Rodriguez did conditioning work Friday at the team’s minor league complex in Tampa, Fla., a day ahead of his 38th birthday, and Cashman said the three-time MVP is on a schedule that could have him resume minor league games Aug. 1.
As Rodriguez’s car was departing, a fan held a light-colored, oversized card above his head and saw the side that read: “Happy Birthday!” and had a cartoon-like drawing of a clown. Rodriguez went by quickly and wasn’t around by the time the fan opened the card to reveal the side read: “From One Clown to Another.”
When or whether he returns to the Yankees has become a daily drama.
“I think we all kind of want it to get behind us, no matter what it is, and once something happens or doesn’t happen, then we can kind of deal with it then,” injured first baseman Mark Teixeira said.
Cashman’s careful answers sounded more like those of a White House press secretary rather than responses of a big league GM.

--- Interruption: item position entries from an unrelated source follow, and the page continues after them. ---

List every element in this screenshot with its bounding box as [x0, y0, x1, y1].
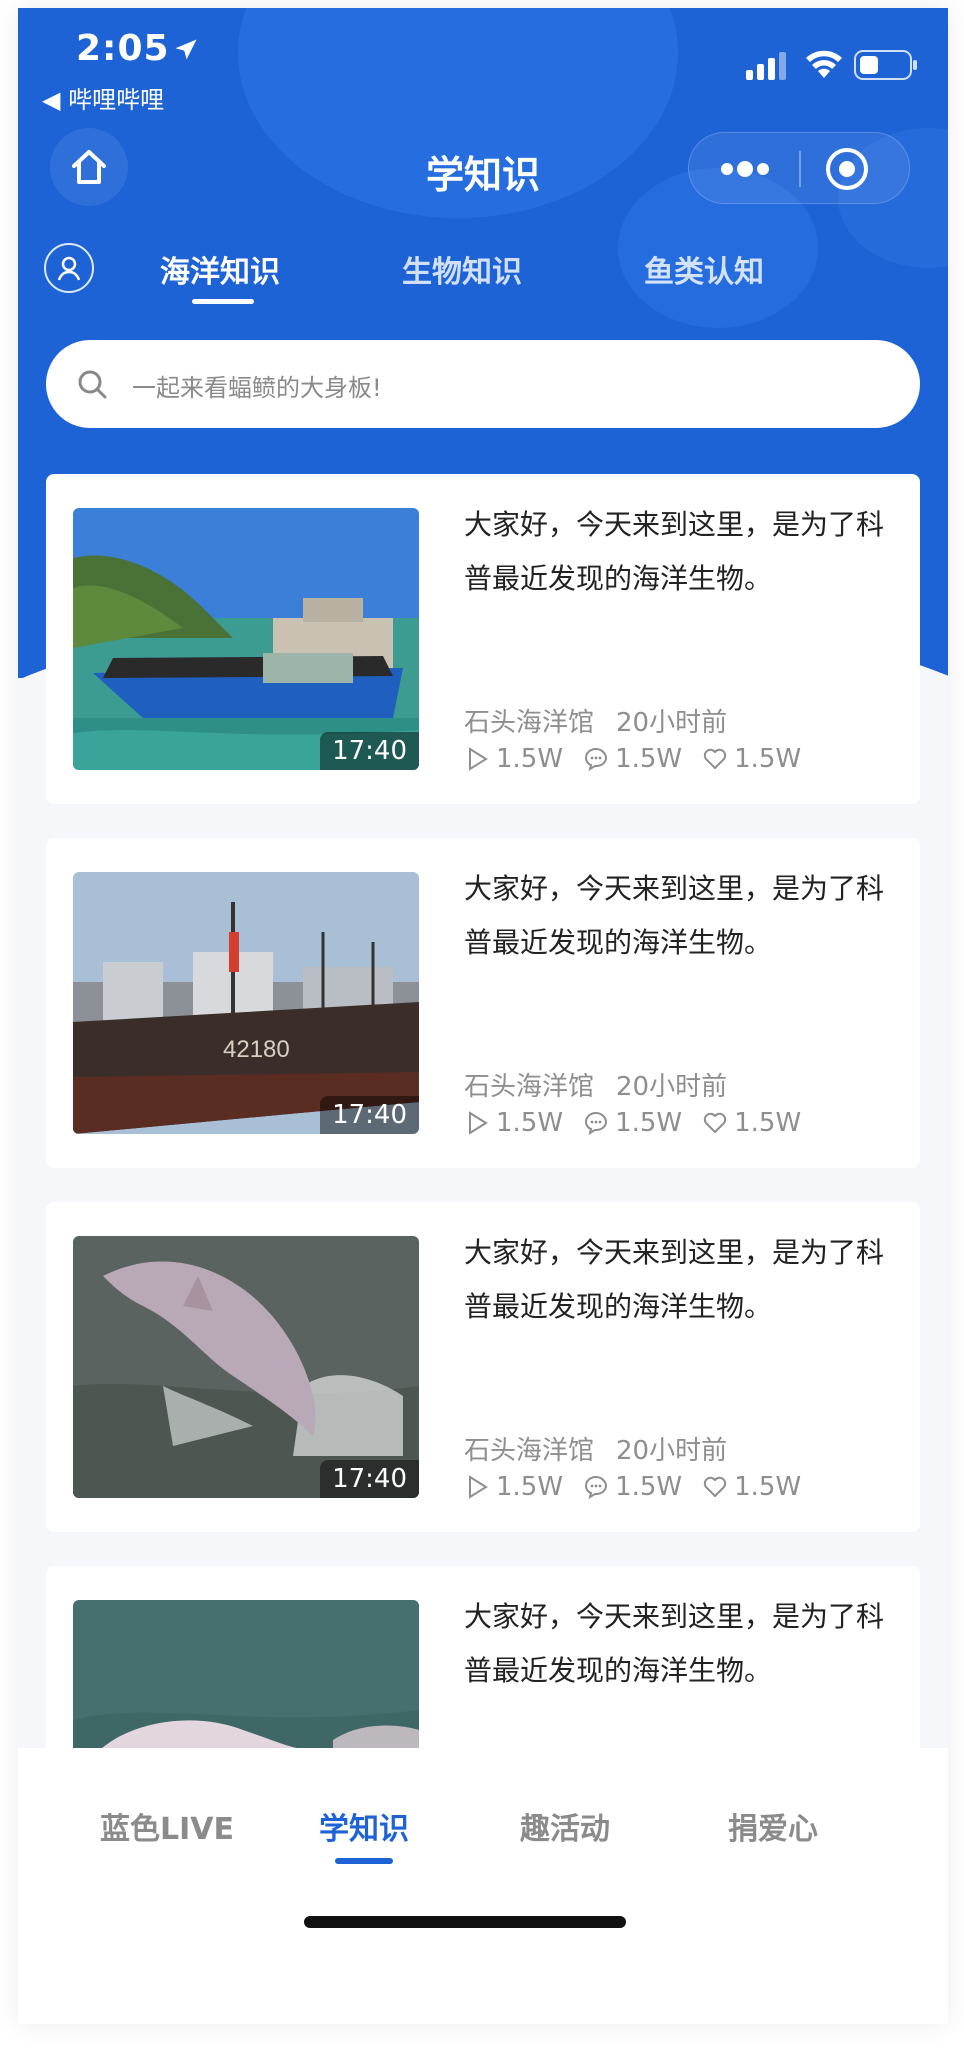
- video-duration: 17:40: [320, 1096, 419, 1134]
- video-meta: 石头海洋馆 20小时前: [464, 702, 727, 739]
- user-profile-button[interactable]: [44, 243, 94, 293]
- video-meta: 石头海洋馆 20小时前: [464, 1066, 727, 1103]
- search-input[interactable]: 一起来看蝠鲼的大身板!: [46, 340, 920, 428]
- video-title[interactable]: 大家好，今天来到这里，是为了科普最近发现的海洋生物。: [464, 498, 884, 606]
- video-source: 石头海洋馆: [464, 708, 595, 738]
- comment-icon: [585, 1475, 608, 1500]
- like-count[interactable]: 1.5W: [702, 1108, 801, 1138]
- svg-text:42180: 42180: [223, 1036, 290, 1063]
- like-count[interactable]: 1.5W: [702, 1472, 801, 1502]
- tabbar-item-donate[interactable]: 捐爱心: [728, 1804, 818, 1848]
- video-card[interactable]: 17:40 大家好，今天来到这里，是为了科普最近发现的海洋生物。 石头海洋馆 20…: [46, 1202, 920, 1532]
- search-placeholder: 一起来看蝠鲼的大身板!: [132, 374, 382, 402]
- cellular-signal-icon: [746, 52, 786, 80]
- video-time: 20小时前: [616, 1436, 728, 1466]
- comment-count[interactable]: 1.5W: [583, 744, 682, 774]
- comment-count[interactable]: 1.5W: [583, 1472, 682, 1502]
- comment-icon: [585, 1111, 608, 1136]
- video-card[interactable]: 17:40 大家好，今天来到这里，是为了科普最近发现的海洋生物。 石头海洋馆 20…: [46, 474, 920, 804]
- close-miniprogram-icon[interactable]: [823, 145, 871, 193]
- video-title[interactable]: 大家好，今天来到这里，是为了科普最近发现的海洋生物。: [464, 862, 884, 970]
- status-bar: 2:05 ◀ 哔哩哔哩: [18, 8, 948, 118]
- video-stats: 1.5W 1.5W 1.5W: [464, 1108, 821, 1138]
- battery-icon: [854, 50, 917, 80]
- heart-icon: [703, 1112, 727, 1133]
- active-tabbar-indicator: [335, 1858, 393, 1864]
- video-thumbnail-fishing-boat[interactable]: 17:40: [73, 508, 419, 770]
- navigation-bar: 学知识: [18, 128, 948, 208]
- heart-icon: [703, 748, 727, 769]
- wifi-icon: [806, 50, 842, 78]
- tab-biology-knowledge[interactable]: 生物知识: [402, 247, 522, 291]
- active-tab-indicator: [192, 299, 254, 304]
- more-icon[interactable]: [719, 155, 771, 183]
- phone-screen: 2:05 ◀ 哔哩哔哩 学知识 海洋知识 生物知识 鱼类认知 一起来看蝠鲼的大身…: [18, 8, 948, 2024]
- video-title[interactable]: 大家好，今天来到这里，是为了科普最近发现的海洋生物。: [464, 1226, 884, 1334]
- tab-ocean-knowledge[interactable]: 海洋知识: [160, 247, 280, 291]
- location-arrow-icon: [175, 39, 197, 60]
- mini-program-capsule: [688, 132, 910, 204]
- tabbar-item-learn[interactable]: 学知识: [319, 1804, 409, 1848]
- tabbar-item-activities[interactable]: 趣活动: [520, 1804, 610, 1848]
- video-duration: 17:40: [320, 732, 419, 770]
- play-icon: [469, 1475, 488, 1499]
- play-count: 1.5W: [464, 744, 563, 774]
- play-count: 1.5W: [464, 1472, 563, 1502]
- play-icon: [469, 747, 488, 771]
- video-time: 20小时前: [616, 1072, 728, 1102]
- tabbar-item-live[interactable]: 蓝色LIVE: [100, 1804, 234, 1848]
- tab-fish-knowledge[interactable]: 鱼类认知: [644, 247, 764, 291]
- video-source: 石头海洋馆: [464, 1436, 595, 1466]
- video-title[interactable]: 大家好，今天来到这里，是为了科普最近发现的海洋生物。: [464, 1590, 884, 1698]
- comment-icon: [585, 747, 608, 772]
- bottom-tab-bar: 蓝色LIVE 学知识 趣活动 捐爱心: [18, 1748, 948, 2024]
- video-thumbnail-ships-harbor[interactable]: 42180 17:40: [73, 872, 419, 1134]
- video-meta: 石头海洋馆 20小时前: [464, 1430, 727, 1467]
- play-icon: [469, 1111, 488, 1135]
- back-to-app-link[interactable]: ◀ 哔哩哔哩: [42, 80, 164, 115]
- video-source: 石头海洋馆: [464, 1072, 595, 1102]
- category-tabs: 海洋知识 生物知识 鱼类认知: [18, 233, 948, 313]
- video-stats: 1.5W 1.5W 1.5W: [464, 744, 821, 774]
- play-count: 1.5W: [464, 1108, 563, 1138]
- home-indicator[interactable]: [304, 1916, 626, 1928]
- video-stats: 1.5W 1.5W 1.5W: [464, 1472, 821, 1502]
- video-card[interactable]: 42180 17:40 大家好，今天来到这里，是为了科普最近发现的海洋生物。 石…: [46, 838, 920, 1168]
- video-time: 20小时前: [616, 708, 728, 738]
- video-duration: 17:40: [320, 1460, 419, 1498]
- status-time: 2:05: [76, 28, 170, 69]
- heart-icon: [703, 1476, 727, 1497]
- video-thumbnail-dolphin-jump[interactable]: 17:40: [73, 1236, 419, 1498]
- user-icon: [57, 256, 81, 281]
- like-count[interactable]: 1.5W: [702, 744, 801, 774]
- comment-count[interactable]: 1.5W: [583, 1108, 682, 1138]
- search-icon: [78, 370, 107, 399]
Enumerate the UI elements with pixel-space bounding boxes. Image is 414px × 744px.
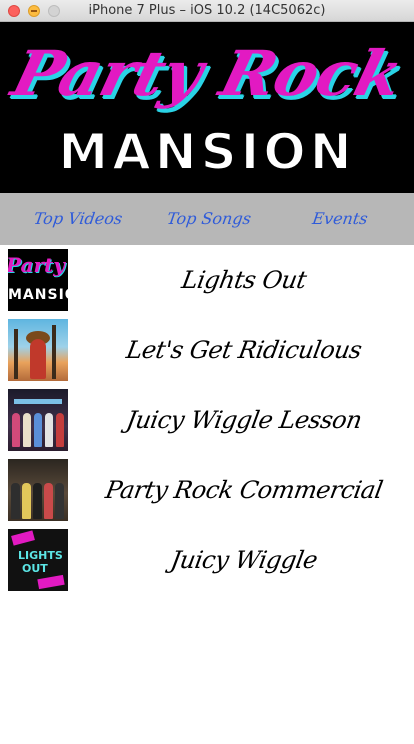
lights-out-poster-thumbnail: LIGHTS OUT — [8, 529, 68, 591]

“I’m not going to comment really on the Alex stuff. Feel free to just reach out to Alex and ask him, because that’s something that’s hard to keep up with,” Cashman said. “I just provide you the facts, and that’s what I’ll continue to do. We’re running a baseball team, and I will provide you with the most accurate information that I can provide on a daily basis about anybody and everybody who’s either healthy on that field or hurt and what the current state of their medical condition is and their rehab.”
Cashman praised outfielder Alfonso Soriano, acquired Friday from the Chicago Cubs from a minor leaguer. His accolades for Soriano’s attributes could be interpreted by some as criticism of what Rodriguez is not.
“Over the years, we used to be attracted to all types of players and all types of personalities. If they could play, that’s all the mattered,” Cashman said. “I do think with the evolution social media and the explosion of the Internet and ESPN, everything, that having high-character guys that work hard and get along with everybody and obviously you have talent to boot, clearly is important.”
Given his team’s offensive struggles, manager Joe Girardi said he would be happy to have Rodriguez back as quickly as possible.
“People follow him around a lot. I never really had to deal with that,” Girardi said. “When I was in rehab, no one came to watch. They didn’t care if I teed or tossed or anything.”
AP freelance writer Mark Didtler in Tampa contributed to this report.